Trotzdem bleibt festzuhalten, dass dabei auftretende Konflikte nicht mit dem Strafrecht gelöst werden können und dürfen. Im Spannungsfeld von Meinungsfreiheit und Wissenschaftsfreiheit einerseits und Religion andererseits muss es eine absolute Freiheit der Meinung und der Wissenschaft geben, auch wenn dies religiöse Gefühle verletzen mag.

Jeder Versuch, hier zu begrenzen, ist mit dem Wesen der Grundfreiheiten nicht zu vereinbaren, und alle historische Erfahrung zeigt, dass dabei nichts Gutes herauskommen kann.

Bei Generalverdacht ist der Staat gefordert

Dennoch gibt es Grenzen. Diese Grenzen betreffen aber nicht das religiöse Bekenntnis von Personen, sondern ihre Personenwürde. Wenn die Anhänger irgendeines religiösen Bekenntnisses, seien es Juden, Christen, Muslime, Hindus, Bahais oder wer auch immer, in Karikaturen oder anderen Meinungsäußerungen so dargestellt werden, dass sie als eine bloße Masse erscheinen, der unterschiedslos ohne jegliche individuelle Differenzierung unbestritten als negativ begriffene Eigenschaften wie Lüge, Falschheit, Betrügerei oder gar Mordlust zugeschrieben werden, dann ist ohne Zweifel die Würde des Menschen verletzt und es liegt eine hetzende Darstellung vor.

Ein Muslim oder Christ muss es hinnehmen, wenn seine Religion als mordlüstern, hinterwäldlerisch oder antidemokratisch bezeichnet wird, auch wenn dies Unsinn ist.

Anderenfalls müssten Gerichte über das Wesen des Islam oder des Christentums entscheiden und könnte freie wissenschaftliche Forschung jederzeit unter Zensur gesetzt werden mit dem Argument, es werde eine Religion falsch dargestellt.

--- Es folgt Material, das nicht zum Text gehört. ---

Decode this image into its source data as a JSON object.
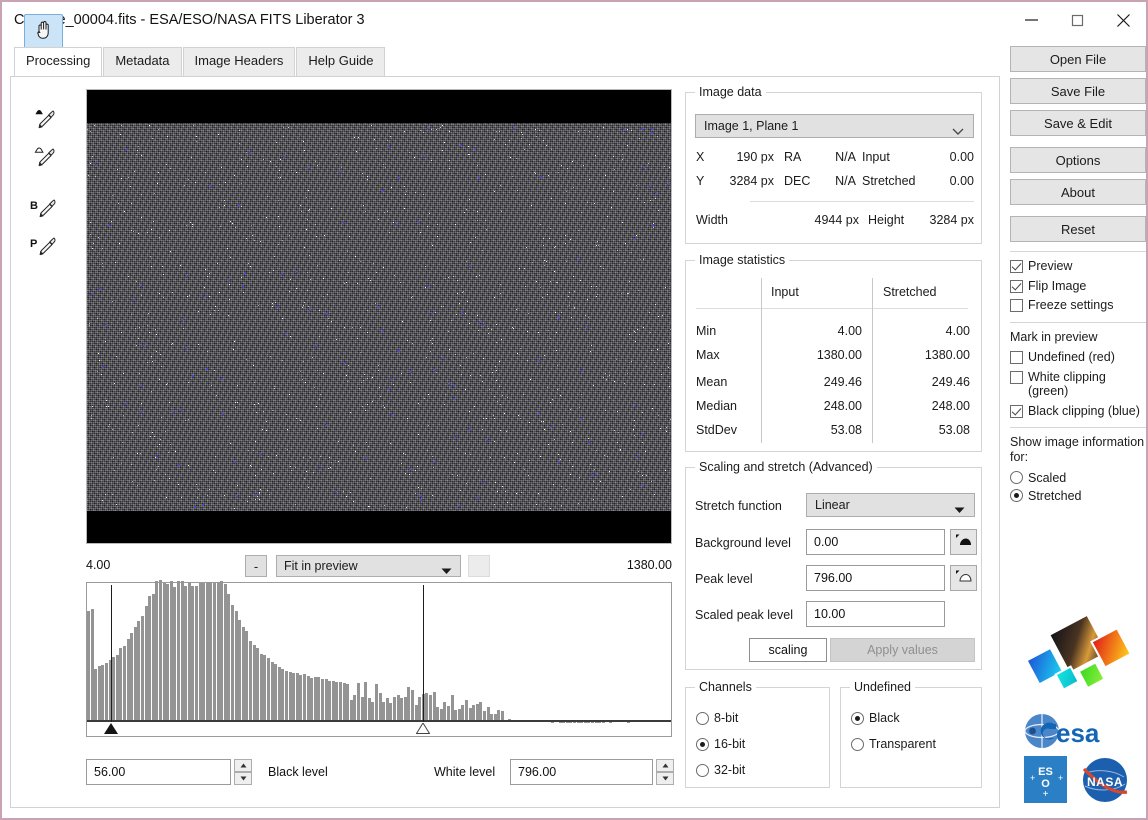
{
  "window": {
    "title": "Capture_00004.fits - ESA/ESO/NASA FITS Liberator 3",
    "minimize_label": "minimize-icon",
    "maximize_label": "maximize-icon",
    "close_label": "close-icon"
  },
  "tabs": [
    {
      "label": "Processing",
      "active": true
    },
    {
      "label": "Metadata",
      "active": false
    },
    {
      "label": "Image Headers",
      "active": false
    },
    {
      "label": "Help Guide",
      "active": false
    }
  ],
  "tools": [
    {
      "name": "hand-tool",
      "active": true
    },
    {
      "name": "zoom-tool",
      "active": false
    },
    {
      "name": "background-eyedropper-tool",
      "active": false
    },
    {
      "name": "peak-eyedropper-tool",
      "active": false
    },
    {
      "name": "black-level-eyedropper-tool",
      "active": false
    },
    {
      "name": "peak-level-eyedropper-tool",
      "active": false
    }
  ],
  "zoom_row": {
    "minus_label": "-",
    "zoom_mode": "Fit in preview"
  },
  "histogram": {
    "min_label": "4.00",
    "max_label": "1380.00",
    "black_marker_pct": 3.8,
    "white_marker_pct": 57.2
  },
  "levels": {
    "black_value": "56.00",
    "black_label": "Black level",
    "white_label": "White level",
    "white_value": "796.00"
  },
  "image_data": {
    "legend": "Image data",
    "plane_select": "Image 1, Plane 1",
    "x_label": "X",
    "x_value": "190 px",
    "ra_label": "RA",
    "ra_value": "N/A",
    "input_label": "Input",
    "input_value": "0.00",
    "y_label": "Y",
    "y_value": "3284 px",
    "dec_label": "DEC",
    "dec_value": "N/A",
    "stretched_label": "Stretched",
    "stretched_value": "0.00",
    "width_label": "Width",
    "width_value": "4944 px",
    "height_label": "Height",
    "height_value": "3284 px"
  },
  "image_statistics": {
    "legend": "Image statistics",
    "col_input": "Input",
    "col_stretched": "Stretched",
    "rows": [
      {
        "label": "Min",
        "input": "4.00",
        "stretched": "4.00"
      },
      {
        "label": "Max",
        "input": "1380.00",
        "stretched": "1380.00"
      },
      {
        "label": "Mean",
        "input": "249.46",
        "stretched": "249.46"
      },
      {
        "label": "Median",
        "input": "248.00",
        "stretched": "248.00"
      },
      {
        "label": "StdDev",
        "input": "53.08",
        "stretched": "53.08"
      }
    ]
  },
  "scaling": {
    "legend": "Scaling and stretch (Advanced)",
    "stretch_function_label": "Stretch function",
    "stretch_function_value": "Linear",
    "background_level_label": "Background level",
    "background_level_value": "0.00",
    "peak_level_label": "Peak level",
    "peak_level_value": "796.00",
    "scaled_peak_level_label": "Scaled peak level",
    "scaled_peak_level_value": "10.00",
    "scaling_button": "scaling",
    "apply_button": "Apply values"
  },
  "channels": {
    "legend": "Channels",
    "options": [
      {
        "label": "8-bit",
        "selected": false
      },
      {
        "label": "16-bit",
        "selected": true
      },
      {
        "label": "32-bit",
        "selected": false
      }
    ]
  },
  "undefined_group": {
    "legend": "Undefined",
    "options": [
      {
        "label": "Black",
        "selected": true
      },
      {
        "label": "Transparent",
        "selected": false
      }
    ]
  },
  "sidebar": {
    "buttons": [
      {
        "label": "Open File"
      },
      {
        "label": "Save File"
      },
      {
        "label": "Save & Edit"
      },
      {
        "label": "Options"
      },
      {
        "label": "About"
      },
      {
        "label": "Reset"
      }
    ],
    "checks": [
      {
        "label": "Preview",
        "checked": true
      },
      {
        "label": "Flip Image",
        "checked": true
      },
      {
        "label": "Freeze settings",
        "checked": false
      }
    ],
    "mark_heading": "Mark in preview",
    "mark_checks": [
      {
        "label": "Undefined (red)",
        "checked": false
      },
      {
        "label": "White clipping (green)",
        "checked": false
      },
      {
        "label": "Black clipping (blue)",
        "checked": true
      }
    ],
    "show_heading": "Show image information for:",
    "show_options": [
      {
        "label": "Scaled",
        "selected": false
      },
      {
        "label": "Stretched",
        "selected": true
      }
    ]
  },
  "colors": {
    "window_border": "#c9a3b4",
    "accent_selected_tool": "#cce4f7",
    "esa_blue": "#2b74c0",
    "nasa_blue": "#1b5fae",
    "nasa_red": "#d8462e"
  }
}
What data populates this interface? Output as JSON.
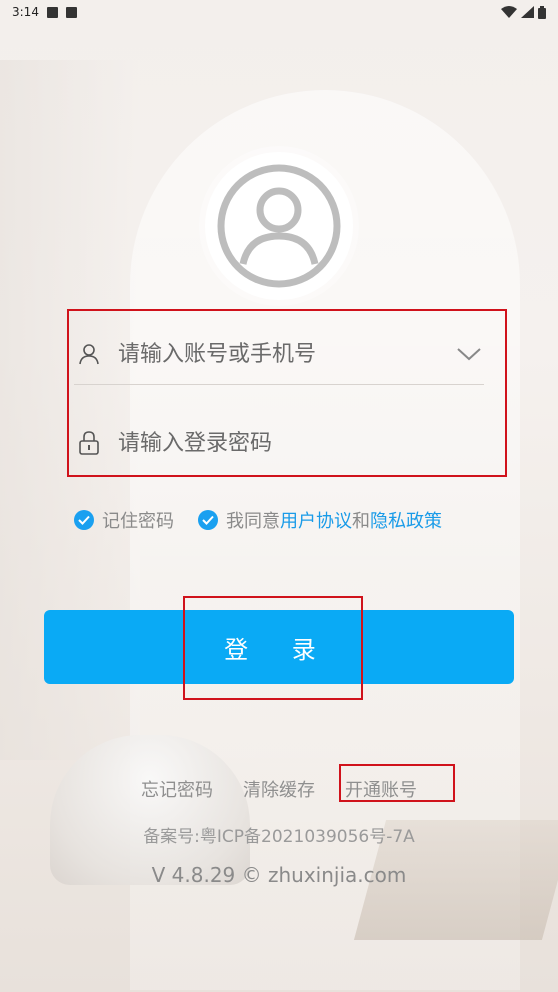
{
  "status_bar": {
    "time": "3:14"
  },
  "login": {
    "account_placeholder": "请输入账号或手机号",
    "password_placeholder": "请输入登录密码",
    "remember_label": "记住密码",
    "agree_prefix": "我同意",
    "user_agreement": "用户协议",
    "and": "和",
    "privacy_policy": "隐私政策",
    "login_button": "登 录"
  },
  "links": {
    "forgot_password": "忘记密码",
    "clear_cache": "清除缓存",
    "open_account": "开通账号"
  },
  "footer": {
    "icp": "备案号:粤ICP备2021039056号-7A",
    "version": "V 4.8.29 © zhuxinjia.com"
  },
  "colors": {
    "accent": "#0aaaf5",
    "link": "#1a9be8",
    "highlight": "#d0121b"
  }
}
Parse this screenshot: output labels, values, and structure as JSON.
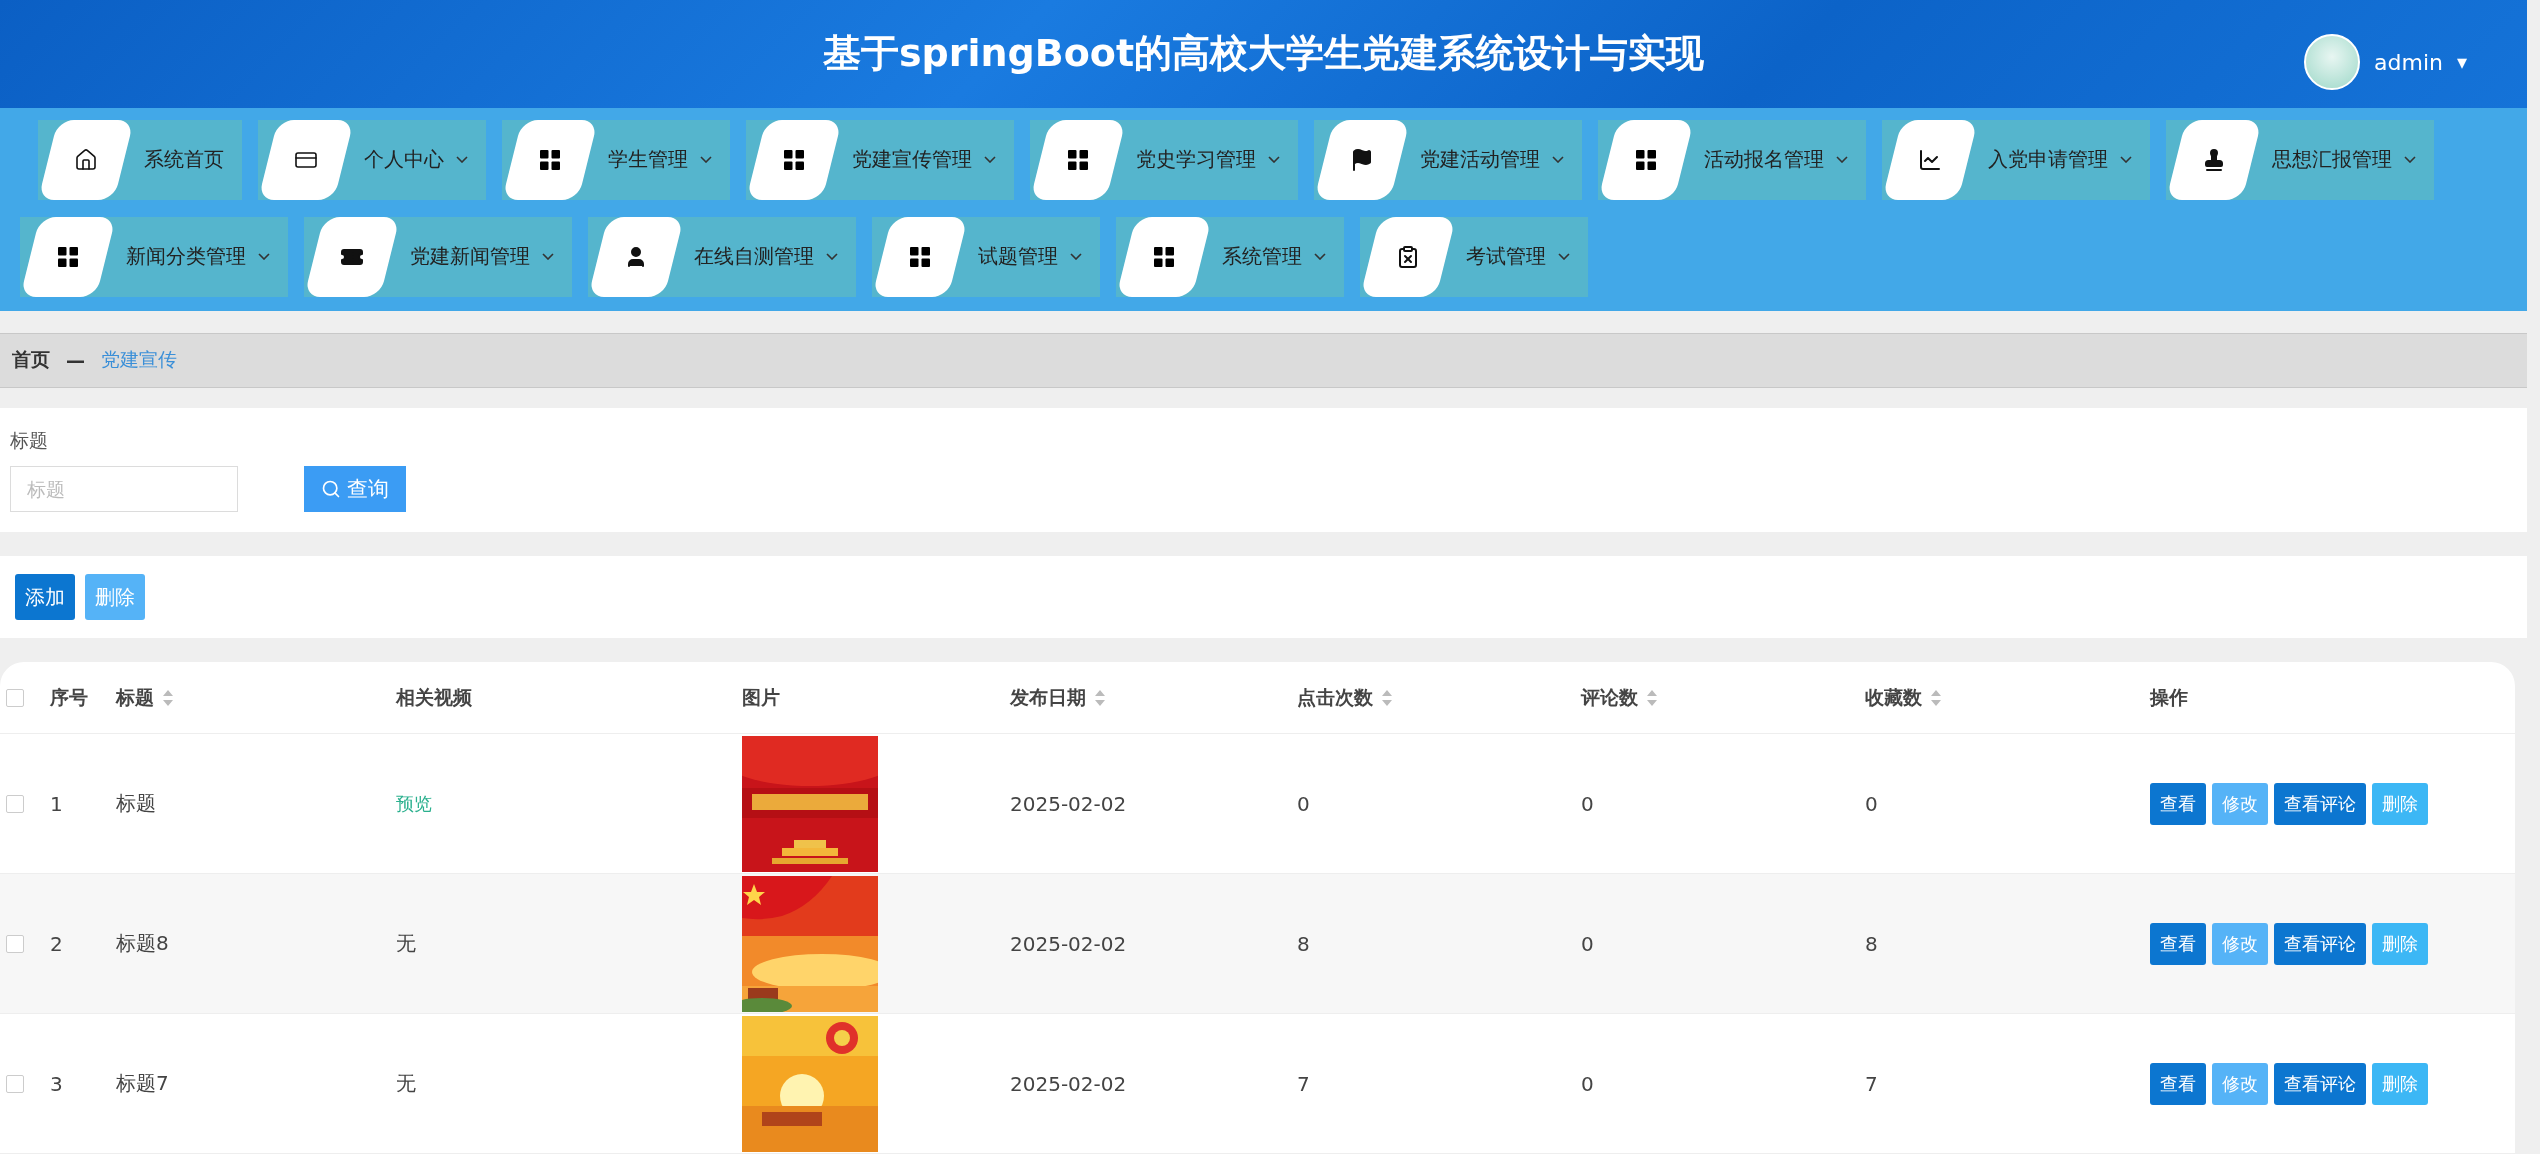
{
  "header": {
    "title": "基于springBoot的高校大学生党建系统设计与实现",
    "user": "admin",
    "user_caret": "▾"
  },
  "nav": {
    "rows": [
      [
        {
          "label": "系统首页",
          "kind": "home",
          "dropdown": false
        },
        {
          "label": "个人中心",
          "kind": "card",
          "dropdown": true
        },
        {
          "label": "学生管理",
          "kind": "grid",
          "dropdown": true
        },
        {
          "label": "党建宣传管理",
          "kind": "grid",
          "dropdown": true
        },
        {
          "label": "党史学习管理",
          "kind": "grid",
          "dropdown": true
        },
        {
          "label": "党建活动管理",
          "kind": "flag",
          "dropdown": true
        },
        {
          "label": "活动报名管理",
          "kind": "grid",
          "dropdown": true
        },
        {
          "label": "入党申请管理",
          "kind": "chart",
          "dropdown": true
        },
        {
          "label": "思想汇报管理",
          "kind": "stamp",
          "dropdown": true
        }
      ],
      [
        {
          "label": "新闻分类管理",
          "kind": "grid",
          "dropdown": true
        },
        {
          "label": "党建新闻管理",
          "kind": "ticket",
          "dropdown": true
        },
        {
          "label": "在线自测管理",
          "kind": "user",
          "dropdown": true
        },
        {
          "label": "试题管理",
          "kind": "grid",
          "dropdown": true
        },
        {
          "label": "系统管理",
          "kind": "grid",
          "dropdown": true
        },
        {
          "label": "考试管理",
          "kind": "clipboard",
          "dropdown": true
        }
      ]
    ]
  },
  "breadcrumb": {
    "home": "首页",
    "separator": "—",
    "current": "党建宣传"
  },
  "search": {
    "label": "标题",
    "placeholder": "标题",
    "button": "查询"
  },
  "toolbar": [
    {
      "label": "添加",
      "kind": "primary"
    },
    {
      "label": "删除",
      "kind": "light"
    }
  ],
  "table": {
    "select_all": {
      "checked": false
    },
    "columns": [
      {
        "label": "序号",
        "sortable": false
      },
      {
        "label": "标题",
        "sortable": true
      },
      {
        "label": "相关视频",
        "sortable": false
      },
      {
        "label": "图片",
        "sortable": false
      },
      {
        "label": "发布日期",
        "sortable": true
      },
      {
        "label": "点击次数",
        "sortable": true
      },
      {
        "label": "评论数",
        "sortable": true
      },
      {
        "label": "收藏数",
        "sortable": true
      },
      {
        "label": "操作",
        "sortable": false
      }
    ],
    "rows": [
      {
        "checked": false,
        "index": "1",
        "title": "标题",
        "video": {
          "text": "预览",
          "kind": "link"
        },
        "date": "2025-02-02",
        "clicks": "0",
        "comments": "0",
        "favorites": "0",
        "actions": [
          {
            "label": "查看",
            "kind": "primary"
          },
          {
            "label": "修改",
            "kind": "light"
          },
          {
            "label": "查看评论",
            "kind": "primary"
          },
          {
            "label": "删除",
            "kind": "info"
          }
        ]
      },
      {
        "checked": false,
        "index": "2",
        "title": "标题8",
        "video": {
          "text": "无",
          "kind": "text"
        },
        "date": "2025-02-02",
        "clicks": "8",
        "comments": "0",
        "favorites": "8",
        "actions": [
          {
            "label": "查看",
            "kind": "primary"
          },
          {
            "label": "修改",
            "kind": "light"
          },
          {
            "label": "查看评论",
            "kind": "primary"
          },
          {
            "label": "删除",
            "kind": "info"
          }
        ]
      },
      {
        "checked": false,
        "index": "3",
        "title": "标题7",
        "video": {
          "text": "无",
          "kind": "text"
        },
        "date": "2025-02-02",
        "clicks": "7",
        "comments": "0",
        "favorites": "7",
        "actions": [
          {
            "label": "查看",
            "kind": "primary"
          },
          {
            "label": "修改",
            "kind": "light"
          },
          {
            "label": "查看评论",
            "kind": "primary"
          },
          {
            "label": "删除",
            "kind": "info"
          }
        ]
      }
    ]
  }
}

Umgekehrt aber darf es nicht sein, dass ein Mensch, nur weil er einer bestimmten Religion zugehörig ist, automatisch unter Generalverdacht gestellt und mit den Attributen von Kriminellen versehen wird. Hier ist in der Tat ein energisches Vorgehen des Staates zu verlangen!

Meinungsfreiheit als Garant gegen Hetzer

Die Diskussion über den Islam oder irgendeine andere Religion kann nur als freie und tabulose Diskussion geführt werden, in der einzig die Argumente für die jeweils angeführten Behauptungen zählen. In einer solchen Diskussion werden völlig substanzlose Behauptungen schnell entlarvt. Die Freiheit der Meinung und der Wissenschaft wird hier dafür sorgen, dass Hetzer und Demagogen nicht die Oberhand gewinnen.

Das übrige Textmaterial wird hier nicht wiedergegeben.